Media were invited to a private viewing of the Josh Easdon documentary on Hashim Kahn. It was really tough at times to sit through this. I think its intention was to show how squash bridged the gap between two distinctly different cultures at a time when there was great prejudice towards peoples from India/Pakistan by Great Britain. British Colonialism at its best. Not sure that is all that successful in the documentary, it's probably a documentary in and of itself. The world at the time, Europe in particular, was reeling from devastating impact of the War and I don't think a player from Pakistan winning the British Open really meant all that much at the time. I think the film is disjointed in that it wants to portray Hashim as a rags to riches story (through squash) along side this small squash player that in his own way was a political force, a David and Goliath story -- the latter probably not all that significant. To the world, it probably meant so little, to Hashim and Pakistan it meant a great deal, that is good and it is moving the tribute to that. Was Hashim an ambassador for squash or Pakistan or both, probably a great ambassador for squash. He lived for so long away from Pakistan but his accomplishment meant something to his country -- I was in India during the Beijing Olympics when India won its first gold medal. India was euphoric Probably the best part was that Hashim was able to see the world and play the best players.

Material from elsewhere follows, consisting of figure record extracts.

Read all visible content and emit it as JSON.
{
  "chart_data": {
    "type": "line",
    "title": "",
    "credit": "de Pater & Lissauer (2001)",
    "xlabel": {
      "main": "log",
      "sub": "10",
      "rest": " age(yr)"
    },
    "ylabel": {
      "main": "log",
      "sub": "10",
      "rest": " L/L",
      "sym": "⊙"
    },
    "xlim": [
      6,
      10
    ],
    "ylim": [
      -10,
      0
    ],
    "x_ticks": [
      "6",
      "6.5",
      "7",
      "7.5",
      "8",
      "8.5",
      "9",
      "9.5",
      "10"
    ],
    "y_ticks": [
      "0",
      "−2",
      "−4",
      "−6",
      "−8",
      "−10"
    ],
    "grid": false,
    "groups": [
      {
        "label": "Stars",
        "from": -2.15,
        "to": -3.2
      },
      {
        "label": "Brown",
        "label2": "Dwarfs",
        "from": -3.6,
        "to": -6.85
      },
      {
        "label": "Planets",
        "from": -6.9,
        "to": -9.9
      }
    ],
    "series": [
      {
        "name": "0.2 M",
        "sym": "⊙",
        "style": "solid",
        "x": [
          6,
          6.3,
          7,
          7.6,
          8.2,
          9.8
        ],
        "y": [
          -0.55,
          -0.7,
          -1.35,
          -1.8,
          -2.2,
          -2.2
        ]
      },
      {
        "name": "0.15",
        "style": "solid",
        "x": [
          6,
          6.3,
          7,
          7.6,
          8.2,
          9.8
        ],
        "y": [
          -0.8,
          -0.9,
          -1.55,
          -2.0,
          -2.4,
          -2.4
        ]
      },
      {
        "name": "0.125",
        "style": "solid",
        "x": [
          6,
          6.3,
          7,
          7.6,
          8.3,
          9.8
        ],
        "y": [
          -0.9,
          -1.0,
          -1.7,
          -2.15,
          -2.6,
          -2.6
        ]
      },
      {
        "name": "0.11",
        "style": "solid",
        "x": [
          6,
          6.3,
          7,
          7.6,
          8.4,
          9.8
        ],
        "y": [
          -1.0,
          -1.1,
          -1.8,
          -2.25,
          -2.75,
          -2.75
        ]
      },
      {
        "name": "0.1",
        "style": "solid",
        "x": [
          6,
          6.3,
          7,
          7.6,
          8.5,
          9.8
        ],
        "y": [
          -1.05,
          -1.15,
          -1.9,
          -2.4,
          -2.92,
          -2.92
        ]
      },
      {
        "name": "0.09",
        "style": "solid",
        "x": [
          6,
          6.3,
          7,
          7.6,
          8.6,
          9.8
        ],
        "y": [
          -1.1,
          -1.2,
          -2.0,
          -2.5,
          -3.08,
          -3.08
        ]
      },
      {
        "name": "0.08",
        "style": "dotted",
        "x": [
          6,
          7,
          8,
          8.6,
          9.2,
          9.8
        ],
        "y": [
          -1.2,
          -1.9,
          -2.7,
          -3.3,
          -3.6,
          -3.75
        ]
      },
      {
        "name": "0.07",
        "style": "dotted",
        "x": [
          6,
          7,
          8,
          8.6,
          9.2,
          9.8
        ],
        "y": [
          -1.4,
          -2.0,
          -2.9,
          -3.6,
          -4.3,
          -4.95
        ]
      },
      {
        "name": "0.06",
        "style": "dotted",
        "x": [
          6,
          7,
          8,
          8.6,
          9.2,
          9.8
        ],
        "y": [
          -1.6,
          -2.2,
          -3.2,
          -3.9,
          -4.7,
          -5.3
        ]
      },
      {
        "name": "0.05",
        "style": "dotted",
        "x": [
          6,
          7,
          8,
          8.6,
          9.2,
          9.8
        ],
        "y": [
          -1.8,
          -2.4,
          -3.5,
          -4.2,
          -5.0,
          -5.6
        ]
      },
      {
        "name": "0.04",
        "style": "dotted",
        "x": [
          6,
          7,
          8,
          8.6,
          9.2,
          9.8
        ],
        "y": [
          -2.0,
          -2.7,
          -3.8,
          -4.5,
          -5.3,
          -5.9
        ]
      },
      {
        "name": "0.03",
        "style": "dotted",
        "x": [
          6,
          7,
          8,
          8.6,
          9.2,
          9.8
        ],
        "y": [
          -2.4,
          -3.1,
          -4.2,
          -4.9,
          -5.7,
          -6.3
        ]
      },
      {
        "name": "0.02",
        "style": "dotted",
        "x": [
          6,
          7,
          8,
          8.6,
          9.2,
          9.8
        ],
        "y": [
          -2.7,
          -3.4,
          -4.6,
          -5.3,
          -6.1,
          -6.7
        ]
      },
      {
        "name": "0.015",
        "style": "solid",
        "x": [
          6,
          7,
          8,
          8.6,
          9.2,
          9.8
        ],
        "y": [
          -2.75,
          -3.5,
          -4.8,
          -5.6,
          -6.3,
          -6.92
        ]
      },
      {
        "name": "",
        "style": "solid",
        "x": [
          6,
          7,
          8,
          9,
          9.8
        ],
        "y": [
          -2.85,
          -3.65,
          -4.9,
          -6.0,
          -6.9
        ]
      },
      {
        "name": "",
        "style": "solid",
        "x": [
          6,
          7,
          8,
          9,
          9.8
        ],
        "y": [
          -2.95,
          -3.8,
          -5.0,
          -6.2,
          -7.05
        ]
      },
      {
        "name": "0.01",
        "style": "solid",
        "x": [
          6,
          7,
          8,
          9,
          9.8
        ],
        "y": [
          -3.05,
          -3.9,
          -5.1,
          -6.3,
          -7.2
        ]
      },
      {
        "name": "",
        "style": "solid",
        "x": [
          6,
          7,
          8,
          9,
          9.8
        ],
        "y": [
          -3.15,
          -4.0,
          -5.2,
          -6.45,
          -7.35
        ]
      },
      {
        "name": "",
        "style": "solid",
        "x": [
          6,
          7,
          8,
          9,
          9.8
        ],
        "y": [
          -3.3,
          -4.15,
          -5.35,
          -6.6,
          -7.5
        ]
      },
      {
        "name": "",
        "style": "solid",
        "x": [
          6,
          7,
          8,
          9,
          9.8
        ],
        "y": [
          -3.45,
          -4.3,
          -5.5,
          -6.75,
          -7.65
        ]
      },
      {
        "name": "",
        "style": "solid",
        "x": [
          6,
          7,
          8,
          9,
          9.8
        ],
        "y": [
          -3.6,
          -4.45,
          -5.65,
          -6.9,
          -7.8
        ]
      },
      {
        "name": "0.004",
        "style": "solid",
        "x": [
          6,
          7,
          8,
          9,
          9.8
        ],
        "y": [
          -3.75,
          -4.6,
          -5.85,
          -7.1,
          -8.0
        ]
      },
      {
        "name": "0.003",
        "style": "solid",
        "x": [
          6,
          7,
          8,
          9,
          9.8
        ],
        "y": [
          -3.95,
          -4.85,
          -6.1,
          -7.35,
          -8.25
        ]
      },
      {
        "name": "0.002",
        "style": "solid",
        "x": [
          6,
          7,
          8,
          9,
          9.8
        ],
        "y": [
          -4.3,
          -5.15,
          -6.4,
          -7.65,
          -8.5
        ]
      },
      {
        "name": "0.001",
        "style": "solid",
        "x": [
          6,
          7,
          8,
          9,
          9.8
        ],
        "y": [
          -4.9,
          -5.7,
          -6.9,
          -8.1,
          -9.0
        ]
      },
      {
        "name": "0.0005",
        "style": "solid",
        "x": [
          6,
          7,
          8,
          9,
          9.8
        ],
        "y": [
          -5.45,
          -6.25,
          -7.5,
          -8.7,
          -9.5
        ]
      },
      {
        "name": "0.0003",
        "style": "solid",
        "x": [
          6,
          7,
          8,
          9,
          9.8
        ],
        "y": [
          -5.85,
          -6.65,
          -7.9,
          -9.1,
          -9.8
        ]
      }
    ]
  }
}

But much of the film reminds me of a very well done home movie, or the kind of video you do for a family wedding. The film just falls flat, you will watch it, won't walk out, be polite and sit through it in the same way you would your hosts video of a vacation or family reunion.
The film does have it's moments, especially the early part in Pakistan and the courts where Hashim learned to play (courts like that) and the re-enaction of young Hashim and the club pro days was nicely done as well.
Many of the interviews repeat the same things over...noticeably missing was Jahangir, Jahnsher (not related) and Roshan (brother-in-law), who I believe was still alive at the time (he passed away a couple of years back). It does touch a bit on suggestion of bad feeling between Roshan and Hashim, Roshan, himself is a remarkable story of survival and danger at a time during the partition, when it was very dangerous for a Muslim to be in India. This was sort of glossed over, I once asked Hashim what he thought of Jahangir's game, he replied, just like his father, a retriever...
He is a gentle, peaceful man, wonderful charismatic man...but I wonder what the film was trying to accomplish. A documentary? Yes, but it is more just a video celebrating Hashim's life and many of the people whose hearts he's touched in his travels.
If you have a chance to see this, separate the Man from the Documentary, the Man, Hashim is wonderful to watch and listen to, but the Documentary is not so wonderful..
The historical stuff in the beginning, origins in squash, for the squash enthusiast, is very nice, and it is a bit obvious the sudden switch to Hashim's birthplace, what Easdon is trying to suggest -- a sport of privilege against the backdrop of a most unlikely place to produce a squash champion.
I think the highlight is at the end of the film, this wonderful bit, when Hashim is sitting in this big leather chair and simply says "I just loved the game" and he smiles, laughs a bit, that's all, that's all it was, it wasn't any of the other things brought into the film.